Meine “Hassliste”
Mai 3, 2008 — PhilipNeulich habe ich im Zug einen alten Klassenkameraden wiedergetroffen. Mein erster Gedanke war: “Oh nein, nicht der Arsch”.
Dann habe ich mich geschämt, wie ich immer noch die alten Geschichten mit mir rumtrage.

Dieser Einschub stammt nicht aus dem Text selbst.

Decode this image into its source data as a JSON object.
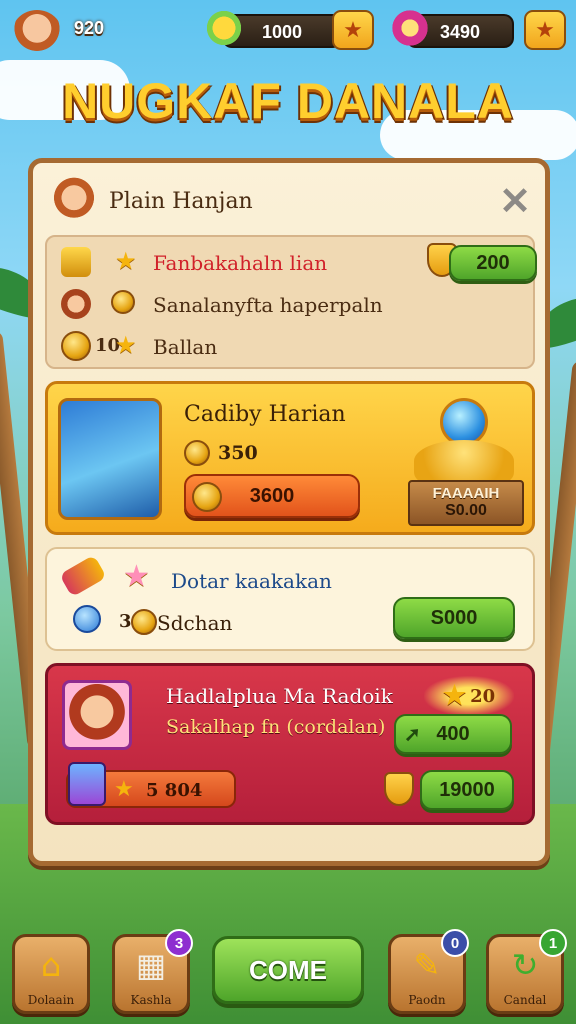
{
  "colors": {
    "accent_gold": "#ffce2e",
    "panel_bg": "#fbf1d8",
    "red_card": "#c82a42",
    "green_button": "#5fb832"
  },
  "topbar": {
    "level": "920",
    "currency_1": "1000",
    "currency_2": "3490",
    "icons": [
      "avatar",
      "gem-cluster-icon",
      "star-button-icon",
      "magnet-icon",
      "star-button-icon"
    ]
  },
  "title": "NUGKAF DANALA",
  "panel": {
    "header_title": "Plain Hanjan",
    "quests": [
      {
        "text": "Fanbakahaln lian",
        "num": ""
      },
      {
        "text": "Sanalanyfta haperpaln",
        "num": ""
      },
      {
        "text": "Ballan",
        "num": "10"
      }
    ],
    "quest_reward": "200",
    "gold_card": {
      "title": "Cadiby Harian",
      "amount": "350",
      "button": "3600",
      "banner_top": "FAAAAIH",
      "banner_bottom": "S0.00"
    },
    "cream_card": {
      "title": "Dotar kaakakan",
      "count": "3",
      "subtitle": "Sdchan",
      "button": "S000"
    },
    "red_card": {
      "title": "Hadlalplua Ma Radoik",
      "subtitle": "Sakalhap fn (cordalan)",
      "badge": "20",
      "button_1": "400",
      "pill_value": "5 804",
      "button_2": "19000"
    }
  },
  "bottom_nav": {
    "items": [
      {
        "label": "Dolaain",
        "glyph": "⌂",
        "badge": ""
      },
      {
        "label": "Kashla",
        "glyph": "▦",
        "badge": "3"
      },
      {
        "label": "Paodn",
        "glyph": "✎",
        "badge": "0"
      },
      {
        "label": "Candal",
        "glyph": "↻",
        "badge": "1"
      }
    ],
    "center_label": "COME"
  }
}
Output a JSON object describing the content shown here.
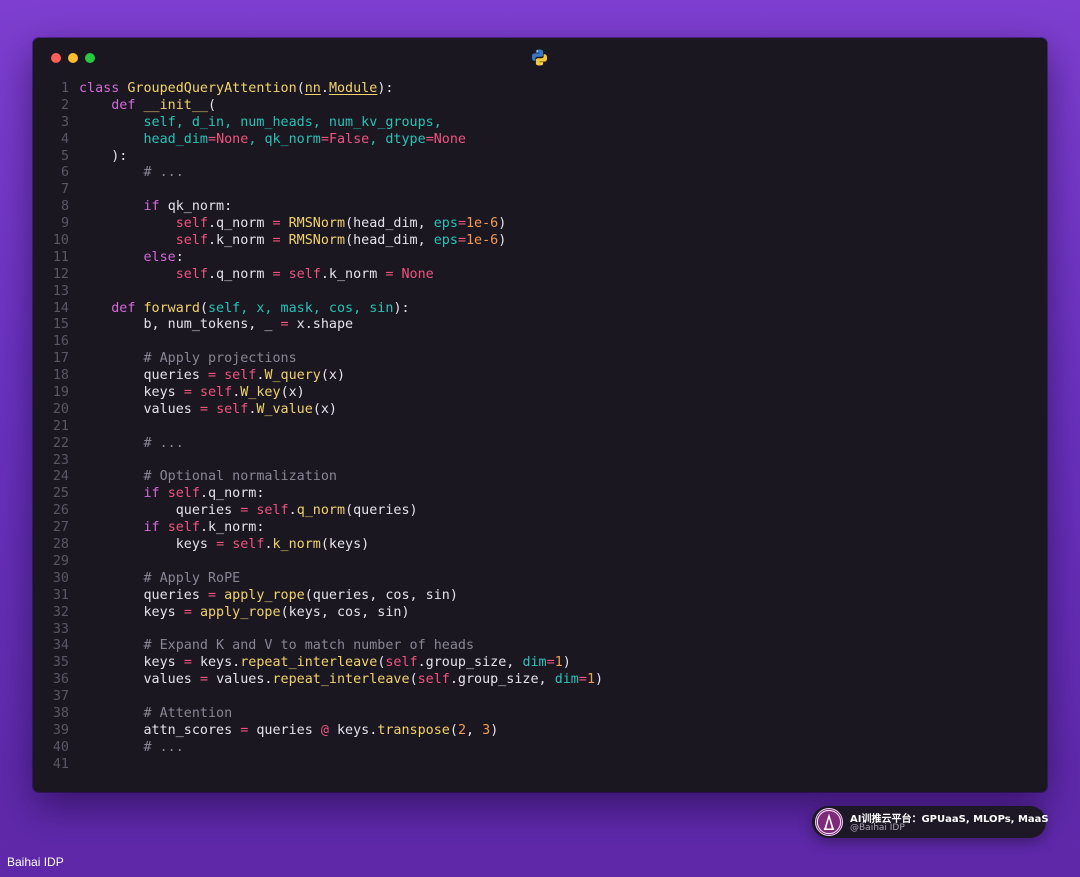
{
  "editor": {
    "language_icon": "python-icon",
    "window_controls": [
      "close",
      "minimize",
      "zoom"
    ],
    "lines": [
      [
        {
          "t": "class ",
          "c": "kw"
        },
        {
          "t": "GroupedQueryAttention",
          "c": "cls"
        },
        {
          "t": "(",
          "c": ""
        },
        {
          "t": "nn",
          "c": "cls ul"
        },
        {
          "t": ".",
          "c": ""
        },
        {
          "t": "Module",
          "c": "cls ul"
        },
        {
          "t": "):",
          "c": ""
        }
      ],
      [
        {
          "t": "    ",
          "c": ""
        },
        {
          "t": "def ",
          "c": "kw"
        },
        {
          "t": "__init__",
          "c": "fn"
        },
        {
          "t": "(",
          "c": ""
        }
      ],
      [
        {
          "t": "        ",
          "c": ""
        },
        {
          "t": "self, d_in, num_heads, num_kv_groups,",
          "c": "par"
        }
      ],
      [
        {
          "t": "        ",
          "c": ""
        },
        {
          "t": "head_dim",
          "c": "par"
        },
        {
          "t": "=",
          "c": "op"
        },
        {
          "t": "None",
          "c": "cnst"
        },
        {
          "t": ", ",
          "c": "par"
        },
        {
          "t": "qk_norm",
          "c": "par"
        },
        {
          "t": "=",
          "c": "op"
        },
        {
          "t": "False",
          "c": "cnst"
        },
        {
          "t": ", ",
          "c": "par"
        },
        {
          "t": "dtype",
          "c": "par"
        },
        {
          "t": "=",
          "c": "op"
        },
        {
          "t": "None",
          "c": "cnst"
        }
      ],
      [
        {
          "t": "    ):",
          "c": ""
        }
      ],
      [
        {
          "t": "        ",
          "c": ""
        },
        {
          "t": "# ...",
          "c": "cmt"
        }
      ],
      [],
      [
        {
          "t": "        ",
          "c": ""
        },
        {
          "t": "if ",
          "c": "kw"
        },
        {
          "t": "qk_norm:",
          "c": ""
        }
      ],
      [
        {
          "t": "            ",
          "c": ""
        },
        {
          "t": "self",
          "c": "slf"
        },
        {
          "t": ".q_norm ",
          "c": ""
        },
        {
          "t": "= ",
          "c": "op"
        },
        {
          "t": "RMSNorm",
          "c": "fn"
        },
        {
          "t": "(head_dim, ",
          "c": ""
        },
        {
          "t": "eps",
          "c": "par"
        },
        {
          "t": "=",
          "c": "op"
        },
        {
          "t": "1e-6",
          "c": "num"
        },
        {
          "t": ")",
          "c": ""
        }
      ],
      [
        {
          "t": "            ",
          "c": ""
        },
        {
          "t": "self",
          "c": "slf"
        },
        {
          "t": ".k_norm ",
          "c": ""
        },
        {
          "t": "= ",
          "c": "op"
        },
        {
          "t": "RMSNorm",
          "c": "fn"
        },
        {
          "t": "(head_dim, ",
          "c": ""
        },
        {
          "t": "eps",
          "c": "par"
        },
        {
          "t": "=",
          "c": "op"
        },
        {
          "t": "1e-6",
          "c": "num"
        },
        {
          "t": ")",
          "c": ""
        }
      ],
      [
        {
          "t": "        ",
          "c": ""
        },
        {
          "t": "else",
          "c": "kw"
        },
        {
          "t": ":",
          "c": ""
        }
      ],
      [
        {
          "t": "            ",
          "c": ""
        },
        {
          "t": "self",
          "c": "slf"
        },
        {
          "t": ".q_norm ",
          "c": ""
        },
        {
          "t": "= ",
          "c": "op"
        },
        {
          "t": "self",
          "c": "slf"
        },
        {
          "t": ".k_norm ",
          "c": ""
        },
        {
          "t": "= ",
          "c": "op"
        },
        {
          "t": "None",
          "c": "cnst"
        }
      ],
      [],
      [
        {
          "t": "    ",
          "c": ""
        },
        {
          "t": "def ",
          "c": "kw"
        },
        {
          "t": "forward",
          "c": "fn"
        },
        {
          "t": "(",
          "c": ""
        },
        {
          "t": "self, x, mask, cos, sin",
          "c": "par"
        },
        {
          "t": "):",
          "c": ""
        }
      ],
      [
        {
          "t": "        b, num_tokens, _ ",
          "c": ""
        },
        {
          "t": "= ",
          "c": "op"
        },
        {
          "t": "x.shape",
          "c": ""
        }
      ],
      [],
      [
        {
          "t": "        ",
          "c": ""
        },
        {
          "t": "# Apply projections",
          "c": "cmt"
        }
      ],
      [
        {
          "t": "        queries ",
          "c": ""
        },
        {
          "t": "= ",
          "c": "op"
        },
        {
          "t": "self",
          "c": "slf"
        },
        {
          "t": ".",
          "c": ""
        },
        {
          "t": "W_query",
          "c": "fn"
        },
        {
          "t": "(x)",
          "c": ""
        }
      ],
      [
        {
          "t": "        keys ",
          "c": ""
        },
        {
          "t": "= ",
          "c": "op"
        },
        {
          "t": "self",
          "c": "slf"
        },
        {
          "t": ".",
          "c": ""
        },
        {
          "t": "W_key",
          "c": "fn"
        },
        {
          "t": "(x)",
          "c": ""
        }
      ],
      [
        {
          "t": "        values ",
          "c": ""
        },
        {
          "t": "= ",
          "c": "op"
        },
        {
          "t": "self",
          "c": "slf"
        },
        {
          "t": ".",
          "c": ""
        },
        {
          "t": "W_value",
          "c": "fn"
        },
        {
          "t": "(x)",
          "c": ""
        }
      ],
      [],
      [
        {
          "t": "        ",
          "c": ""
        },
        {
          "t": "# ...",
          "c": "cmt"
        }
      ],
      [],
      [
        {
          "t": "        ",
          "c": ""
        },
        {
          "t": "# Optional normalization",
          "c": "cmt"
        }
      ],
      [
        {
          "t": "        ",
          "c": ""
        },
        {
          "t": "if ",
          "c": "kw"
        },
        {
          "t": "self",
          "c": "slf"
        },
        {
          "t": ".q_norm:",
          "c": ""
        }
      ],
      [
        {
          "t": "            queries ",
          "c": ""
        },
        {
          "t": "= ",
          "c": "op"
        },
        {
          "t": "self",
          "c": "slf"
        },
        {
          "t": ".",
          "c": ""
        },
        {
          "t": "q_norm",
          "c": "fn"
        },
        {
          "t": "(queries)",
          "c": ""
        }
      ],
      [
        {
          "t": "        ",
          "c": ""
        },
        {
          "t": "if ",
          "c": "kw"
        },
        {
          "t": "self",
          "c": "slf"
        },
        {
          "t": ".k_norm:",
          "c": ""
        }
      ],
      [
        {
          "t": "            keys ",
          "c": ""
        },
        {
          "t": "= ",
          "c": "op"
        },
        {
          "t": "self",
          "c": "slf"
        },
        {
          "t": ".",
          "c": ""
        },
        {
          "t": "k_norm",
          "c": "fn"
        },
        {
          "t": "(keys)",
          "c": ""
        }
      ],
      [],
      [
        {
          "t": "        ",
          "c": ""
        },
        {
          "t": "# Apply RoPE",
          "c": "cmt"
        }
      ],
      [
        {
          "t": "        queries ",
          "c": ""
        },
        {
          "t": "= ",
          "c": "op"
        },
        {
          "t": "apply_rope",
          "c": "fn"
        },
        {
          "t": "(queries, cos, sin)",
          "c": ""
        }
      ],
      [
        {
          "t": "        keys ",
          "c": ""
        },
        {
          "t": "= ",
          "c": "op"
        },
        {
          "t": "apply_rope",
          "c": "fn"
        },
        {
          "t": "(keys, cos, sin)",
          "c": ""
        }
      ],
      [],
      [
        {
          "t": "        ",
          "c": ""
        },
        {
          "t": "# Expand K and V to match number of heads",
          "c": "cmt"
        }
      ],
      [
        {
          "t": "        keys ",
          "c": ""
        },
        {
          "t": "= ",
          "c": "op"
        },
        {
          "t": "keys.",
          "c": ""
        },
        {
          "t": "repeat_interleave",
          "c": "fn"
        },
        {
          "t": "(",
          "c": ""
        },
        {
          "t": "self",
          "c": "slf"
        },
        {
          "t": ".group_size, ",
          "c": ""
        },
        {
          "t": "dim",
          "c": "par"
        },
        {
          "t": "=",
          "c": "op"
        },
        {
          "t": "1",
          "c": "num"
        },
        {
          "t": ")",
          "c": ""
        }
      ],
      [
        {
          "t": "        values ",
          "c": ""
        },
        {
          "t": "= ",
          "c": "op"
        },
        {
          "t": "values.",
          "c": ""
        },
        {
          "t": "repeat_interleave",
          "c": "fn"
        },
        {
          "t": "(",
          "c": ""
        },
        {
          "t": "self",
          "c": "slf"
        },
        {
          "t": ".group_size, ",
          "c": ""
        },
        {
          "t": "dim",
          "c": "par"
        },
        {
          "t": "=",
          "c": "op"
        },
        {
          "t": "1",
          "c": "num"
        },
        {
          "t": ")",
          "c": ""
        }
      ],
      [],
      [
        {
          "t": "        ",
          "c": ""
        },
        {
          "t": "# Attention",
          "c": "cmt"
        }
      ],
      [
        {
          "t": "        attn_scores ",
          "c": ""
        },
        {
          "t": "= ",
          "c": "op"
        },
        {
          "t": "queries ",
          "c": ""
        },
        {
          "t": "@ ",
          "c": "op"
        },
        {
          "t": "keys.",
          "c": ""
        },
        {
          "t": "transpose",
          "c": "fn"
        },
        {
          "t": "(",
          "c": ""
        },
        {
          "t": "2",
          "c": "num"
        },
        {
          "t": ", ",
          "c": ""
        },
        {
          "t": "3",
          "c": "num"
        },
        {
          "t": ")",
          "c": ""
        }
      ],
      [
        {
          "t": "        ",
          "c": ""
        },
        {
          "t": "# ...",
          "c": "cmt"
        }
      ],
      []
    ]
  },
  "badge": {
    "title": "AI训推云平台：GPUaaS, MLOPs, MaaS",
    "handle": "@Baihai IDP",
    "logo_icon": "baihai-logo-icon"
  },
  "watermark": {
    "text": "Baihai IDP"
  },
  "colors": {
    "keyword": "#d16ad8",
    "function": "#f2d36b",
    "self": "#f0547e",
    "parameter": "#27c3b7",
    "number": "#f49b53",
    "comment": "#8a8595",
    "editor_bg": "#1a1720"
  }
}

Vor kurzem hatte ich noch eine Liste von Leuten aufgestellt, die ich in meinem Leben wirklich gehasst habe. Und habe gebetet, dass es mir gelingt, ihnen zu vergeben. Wie ich jetzt gemerkt habe, ist mir das offensichtlich noch nicht gelungen. Da sind mir vier Leute eingefallen, alle aus meiner Schulzeit. Und den ich im Zug wiedergetroffen habe, der war auf dem vierten Platz gelandet. Tatsächlich hatte ich die konkreten Dinge vergessen, warum ich speziell ihm gegenüber so negativ gestimmt war. Ich hatte es schon vergessen, aber noch nicht vergeben. Sehr merkwürdiges Gefühl.
Also habe ich versucht, ihm nichts mehr nachzutragen und mit Gottes Hilfe ist es mir auch gelungen.
Es kam ein gutes und interessantes Gespräch heraus. Weit besser, als mit manch einem von meinen alten Freunden, wenn ich sie wieder sehe.
Vielleicht gibt Gott mir auch die Gelegenheit, die anderen drei Personen auf meiner Liste “abzuhaken”. Ich spüre, dass es bei den andern drei leider etwas schwieriger wird.
Mai 5, 2008 at 6:20
Manchmal geht es mir genauso wie Dir, das da was auf der Vergangenheit auftaucht, wo ich dachte, es wäre erledigt.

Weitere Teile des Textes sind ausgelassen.